Target stock rating maintained by Telsey amid soft consumer spending

Published 14/08/2025, 11:18
Target stock rating maintained by Telsey amid soft consumer spending

Investing.com - Telsey Advisory Group has reiterated its Market Perform rating on Target (NYSE:TGT) with a price target of $100.00. The retailer, currently valued at $47.87 billion, trades at an attractive P/E ratio of 11.5x, according to InvestingPro data.

The research firm maintained its second-quarter 2025 estimates, projecting a comparable sales decline of 3.5% and earnings per share (EPS) drop of 14% to $2.22. For the full fiscal year 2025, Telsey forecasts comparable sales to decrease by 2.5% with EPS declining 13% to $7.71, within Target’s guidance range of $7.00-$9.00.

Telsey’s projections factor in soft consumer spending, particularly in discretionary categories, along with increased costs from promotions and investments in labor and technology. The firm also noted potential pressure from tariffs and negative trends in second-quarter traffic data from Placer.ai.

The analyst report suggests Target appears to be losing market share to competitors including Amazon (NASDAQ:AMZN), Costco (NASDAQ:COST), and Walmart (NYSE:WMT), all of which Telsey rates as Outperform with price targets of $235, $1,100, and $115 respectively. InvestingPro analysis suggests Target is currently undervalued, with additional insights available in the comprehensive Pro Research Report.

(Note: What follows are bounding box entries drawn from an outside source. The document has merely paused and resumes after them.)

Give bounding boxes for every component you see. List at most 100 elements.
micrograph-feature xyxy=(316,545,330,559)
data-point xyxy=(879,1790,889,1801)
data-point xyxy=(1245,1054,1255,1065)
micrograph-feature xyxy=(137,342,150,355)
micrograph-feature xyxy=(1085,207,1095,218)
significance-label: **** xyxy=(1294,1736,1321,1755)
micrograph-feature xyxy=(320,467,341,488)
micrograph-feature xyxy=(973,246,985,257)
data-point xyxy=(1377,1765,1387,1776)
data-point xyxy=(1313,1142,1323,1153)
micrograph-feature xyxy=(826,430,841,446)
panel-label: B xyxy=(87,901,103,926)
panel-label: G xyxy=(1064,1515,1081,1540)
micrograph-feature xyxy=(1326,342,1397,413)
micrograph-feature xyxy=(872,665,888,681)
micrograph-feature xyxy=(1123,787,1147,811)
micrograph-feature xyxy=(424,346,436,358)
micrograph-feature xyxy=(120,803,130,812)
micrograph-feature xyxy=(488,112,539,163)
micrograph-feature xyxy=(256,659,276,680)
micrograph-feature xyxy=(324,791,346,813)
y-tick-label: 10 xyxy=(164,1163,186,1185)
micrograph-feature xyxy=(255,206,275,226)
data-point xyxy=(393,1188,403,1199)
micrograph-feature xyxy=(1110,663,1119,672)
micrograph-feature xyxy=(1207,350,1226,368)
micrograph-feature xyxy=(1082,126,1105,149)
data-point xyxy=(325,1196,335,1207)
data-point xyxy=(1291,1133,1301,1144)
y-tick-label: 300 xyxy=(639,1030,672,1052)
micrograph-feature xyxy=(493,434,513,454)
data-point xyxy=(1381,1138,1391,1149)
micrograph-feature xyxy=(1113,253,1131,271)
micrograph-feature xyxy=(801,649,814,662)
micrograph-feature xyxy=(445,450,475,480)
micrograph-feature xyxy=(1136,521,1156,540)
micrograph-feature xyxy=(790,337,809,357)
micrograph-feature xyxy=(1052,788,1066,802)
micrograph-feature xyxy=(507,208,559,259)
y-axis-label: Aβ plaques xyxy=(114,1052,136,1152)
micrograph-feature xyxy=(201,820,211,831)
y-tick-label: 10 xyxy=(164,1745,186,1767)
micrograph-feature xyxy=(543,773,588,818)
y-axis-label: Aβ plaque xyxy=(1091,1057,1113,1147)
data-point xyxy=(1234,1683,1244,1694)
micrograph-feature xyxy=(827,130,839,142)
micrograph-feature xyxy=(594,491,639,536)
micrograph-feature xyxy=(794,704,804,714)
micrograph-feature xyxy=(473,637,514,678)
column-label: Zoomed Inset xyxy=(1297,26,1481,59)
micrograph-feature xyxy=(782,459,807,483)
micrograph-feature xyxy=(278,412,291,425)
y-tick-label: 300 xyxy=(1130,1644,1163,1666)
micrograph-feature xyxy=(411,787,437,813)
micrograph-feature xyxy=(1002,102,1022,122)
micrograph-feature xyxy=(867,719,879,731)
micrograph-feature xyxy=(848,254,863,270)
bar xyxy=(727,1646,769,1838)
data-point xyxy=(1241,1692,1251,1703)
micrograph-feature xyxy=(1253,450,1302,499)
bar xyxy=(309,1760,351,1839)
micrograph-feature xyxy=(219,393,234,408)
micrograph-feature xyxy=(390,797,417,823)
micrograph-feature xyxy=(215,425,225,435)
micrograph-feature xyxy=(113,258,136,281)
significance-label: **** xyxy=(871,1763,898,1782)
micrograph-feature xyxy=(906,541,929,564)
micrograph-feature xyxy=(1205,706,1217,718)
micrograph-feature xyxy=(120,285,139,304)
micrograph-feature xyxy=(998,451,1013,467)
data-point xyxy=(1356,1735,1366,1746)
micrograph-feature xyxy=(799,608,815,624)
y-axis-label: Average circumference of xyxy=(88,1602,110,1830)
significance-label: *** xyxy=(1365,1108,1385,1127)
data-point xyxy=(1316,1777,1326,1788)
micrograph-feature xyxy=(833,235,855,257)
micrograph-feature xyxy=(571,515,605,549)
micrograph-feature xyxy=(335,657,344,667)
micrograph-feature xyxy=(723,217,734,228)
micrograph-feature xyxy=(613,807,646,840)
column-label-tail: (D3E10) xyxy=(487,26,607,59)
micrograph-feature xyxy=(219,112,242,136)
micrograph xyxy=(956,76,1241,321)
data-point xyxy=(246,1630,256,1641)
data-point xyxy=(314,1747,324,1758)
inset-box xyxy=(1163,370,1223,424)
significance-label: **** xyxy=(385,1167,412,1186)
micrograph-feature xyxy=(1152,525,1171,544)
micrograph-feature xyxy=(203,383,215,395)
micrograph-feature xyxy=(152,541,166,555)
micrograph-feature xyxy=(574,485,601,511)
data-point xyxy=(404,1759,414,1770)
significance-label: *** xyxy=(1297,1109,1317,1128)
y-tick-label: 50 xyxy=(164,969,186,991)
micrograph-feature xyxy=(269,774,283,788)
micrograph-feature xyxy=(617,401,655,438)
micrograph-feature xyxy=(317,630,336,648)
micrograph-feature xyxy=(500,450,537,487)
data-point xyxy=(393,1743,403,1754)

Target’s focus on value, loyalty programs and strategic initiatives—including private brands, store expansion and remodels, supply chain improvements, digital services, Drive Up, and the Target+ marketplace—could partially offset these challenges, according to the research note. The company’s revenue currently stands at $105.88 billion for the last twelve months.

In other recent news, Target Corporation’s upcoming second-quarter earnings report has garnered significant attention. TD Cowen has adjusted its earnings per share estimate for Target to $1.95, which is below the consensus estimate, citing weaker comparable sales. On the other hand, Truist Securities raised its price target for Target to $107.00, attributing this to a better-than-expected sales performance in the same quarter. UBS has maintained a Buy rating with a price target of $135.00, noting expectations of a slight decline in comparable sales, potentially mitigated by the Nintendo Switch launch. Bernstein, however, reiterated an Underperform rating with a price target of $86.00, highlighting ongoing turnaround challenges. Fitch Ratings has affirmed Target’s credit rating at ’A’, despite a Negative outlook due to recent execution issues and industry volatility. These developments reflect a mixed sentiment among analysts regarding Target’s current market position and future prospects.